3. "On Call". These skilled laborers have time-sensitive jobs that require their immediate attention, whenever Armok needs it done. They are assigned special bedrooms nearer the main stairwell. They are disallowed from doing any hauling, military practice, or even rescuing of other dwarves. Dwarves in this "caste" are:
- The baron, for his meetings with diplomats. Diplomats risk getting killed, the longer they hang around in my fort looking at stuff. I had a diplomat go down into the tunnel where I was removing floodwater today, and get sucked into a whirlpool my pump was making, and nearly drown himself. A pool of blood remains there to shame the baron, for not giving this guy a meeting sooner.
- The chief medical dwarf, because hospital jobs don't get queued up properly without his attention, even if the jobs are for other doctors.
- All the other doctors, because a patient who's bleeding out or has a broken bone just cannot wait for anything. Including Urist McDoctor, storing that toy boat in a bin.
- The broker, because I don't want him messing around when I need to do a last-minute almost-slipped-my-mind trade before the caravan leaves.
- The architects, because architecture is a very time-consuming job, and it can potentially grind the function of an entire project to a halt if it's not prioritized. When I want a pump or bridge built, I want it built right now, not next year when the architect stops hauling seeds around the mill.
- The tanners, because no animal skins (or any other products of butchery) are allowed to rot in my fortress. We respect our animals and we find all their parts useful and delicious. Except cartilage.
- The manager, because when I make a big work order, I want it to go out to the shops within the next couple of weeks. Not the next couple of months.
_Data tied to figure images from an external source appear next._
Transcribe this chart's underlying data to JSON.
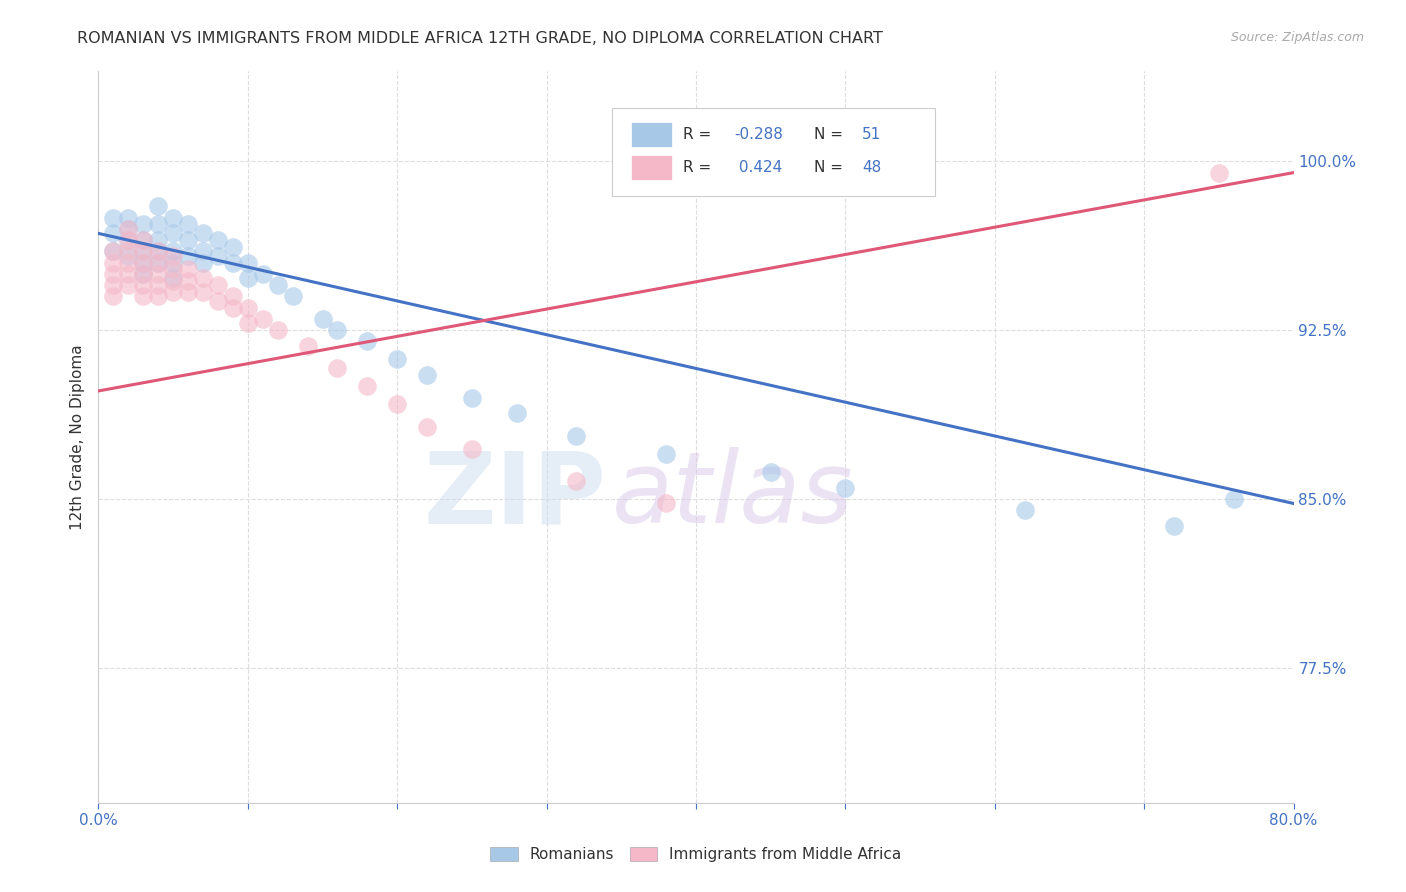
{
  "title": "ROMANIAN VS IMMIGRANTS FROM MIDDLE AFRICA 12TH GRADE, NO DIPLOMA CORRELATION CHART",
  "source": "Source: ZipAtlas.com",
  "ylabel": "12th Grade, No Diploma",
  "ytick_labels": [
    "100.0%",
    "92.5%",
    "85.0%",
    "77.5%"
  ],
  "ytick_values": [
    1.0,
    0.925,
    0.85,
    0.775
  ],
  "xlim": [
    0.0,
    0.08
  ],
  "ylim": [
    0.715,
    1.04
  ],
  "blue_color": "#a8c8e8",
  "pink_color": "#f4b8c8",
  "blue_line_color": "#4472c4",
  "pink_line_color": "#e05878",
  "watermark_zip": "ZIP",
  "watermark_atlas": "atlas",
  "romanians_label": "Romanians",
  "immigrants_label": "Immigrants from Middle Africa",
  "blue_scatter_x": [
    0.001,
    0.001,
    0.001,
    0.002,
    0.002,
    0.002,
    0.002,
    0.003,
    0.003,
    0.003,
    0.003,
    0.003,
    0.004,
    0.004,
    0.004,
    0.004,
    0.004,
    0.005,
    0.005,
    0.005,
    0.005,
    0.005,
    0.006,
    0.006,
    0.006,
    0.007,
    0.007,
    0.007,
    0.008,
    0.008,
    0.009,
    0.009,
    0.01,
    0.01,
    0.011,
    0.012,
    0.013,
    0.015,
    0.016,
    0.018,
    0.02,
    0.022,
    0.025,
    0.028,
    0.032,
    0.038,
    0.045,
    0.05,
    0.062,
    0.072,
    0.076
  ],
  "blue_scatter_y": [
    0.975,
    0.968,
    0.96,
    0.975,
    0.97,
    0.965,
    0.958,
    0.972,
    0.965,
    0.96,
    0.955,
    0.95,
    0.98,
    0.972,
    0.965,
    0.96,
    0.955,
    0.975,
    0.968,
    0.96,
    0.955,
    0.948,
    0.972,
    0.965,
    0.958,
    0.968,
    0.96,
    0.955,
    0.965,
    0.958,
    0.962,
    0.955,
    0.955,
    0.948,
    0.95,
    0.945,
    0.94,
    0.93,
    0.925,
    0.92,
    0.912,
    0.905,
    0.895,
    0.888,
    0.878,
    0.87,
    0.862,
    0.855,
    0.845,
    0.838,
    0.85
  ],
  "pink_scatter_x": [
    0.001,
    0.001,
    0.001,
    0.001,
    0.001,
    0.002,
    0.002,
    0.002,
    0.002,
    0.002,
    0.002,
    0.003,
    0.003,
    0.003,
    0.003,
    0.003,
    0.003,
    0.004,
    0.004,
    0.004,
    0.004,
    0.004,
    0.005,
    0.005,
    0.005,
    0.005,
    0.006,
    0.006,
    0.006,
    0.007,
    0.007,
    0.008,
    0.008,
    0.009,
    0.009,
    0.01,
    0.01,
    0.011,
    0.012,
    0.014,
    0.016,
    0.018,
    0.02,
    0.022,
    0.025,
    0.032,
    0.038,
    0.075
  ],
  "pink_scatter_y": [
    0.96,
    0.955,
    0.95,
    0.945,
    0.94,
    0.97,
    0.965,
    0.96,
    0.955,
    0.95,
    0.945,
    0.965,
    0.96,
    0.955,
    0.95,
    0.945,
    0.94,
    0.96,
    0.955,
    0.95,
    0.945,
    0.94,
    0.958,
    0.952,
    0.947,
    0.942,
    0.952,
    0.947,
    0.942,
    0.948,
    0.942,
    0.945,
    0.938,
    0.94,
    0.935,
    0.935,
    0.928,
    0.93,
    0.925,
    0.918,
    0.908,
    0.9,
    0.892,
    0.882,
    0.872,
    0.858,
    0.848,
    0.995
  ],
  "blue_line_x": [
    0.0,
    0.08
  ],
  "blue_line_y": [
    0.968,
    0.848
  ],
  "pink_line_x": [
    0.0,
    0.08
  ],
  "pink_line_y": [
    0.898,
    0.995
  ],
  "xtick_positions": [
    0.0,
    0.01,
    0.02,
    0.03,
    0.04,
    0.05,
    0.06,
    0.07,
    0.08
  ],
  "xtick_left_label": "0.0%",
  "xtick_right_label": "80.0%"
}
- The doctors additionally make up a separate sub-caste to make them easily identifiable, so that I can quickly assign them to the hospital burrow if it gets flooded with patients. (Hasn't happened yet in recent times, but it's best to always be prepared for emergencies.)
Being at a Novice level in a fighting skill seems to be a whole lot better than no training at all:
- It greatly increases a dwarf's chances that (s)he'll live when attacked
- If I have to draft a Novice or better dwarf to get him/her to move, or to fight something when cornered, then (s)he won't get unhappy about it.
- Dwarves with some martial skill will take joy in slaughter, if it comes down to it.
In summary, Nutscaves is not going to go down easily to anything but a tantrum spiral!
So, here is the most vital question I am currently pondering (...). Since my doctors and other "On Call"'s aren't allowed outside or near any unsafe areas of the fortress, and since they're in separate "military squads" which are not allowed to train (titled The Bent Boats for non-doctors, and The Constructs of Healing for doctors)--I can set their "uniforms" to anything I want. In addition to the usual pieces of clothing:
- dresses
- shirts
- trousers
- vests
- loincloths
- hoods
- cloaks
- turbans
- capes
- skirts
- coats (my civilization can make them!)
Definition:
Tantrum spiral: Dwarves throwing tantrums sometimes kill (or injure) other dwarves or beloved pets. Death causes great unhappiness for family members, friends, witnesses, and/or pet owners. Great unhappiness leads to more tantrums. Thus, tantrums lead to more tantrums--a tantrum spiral. Tantrum spirals are a common way to lose a fortress.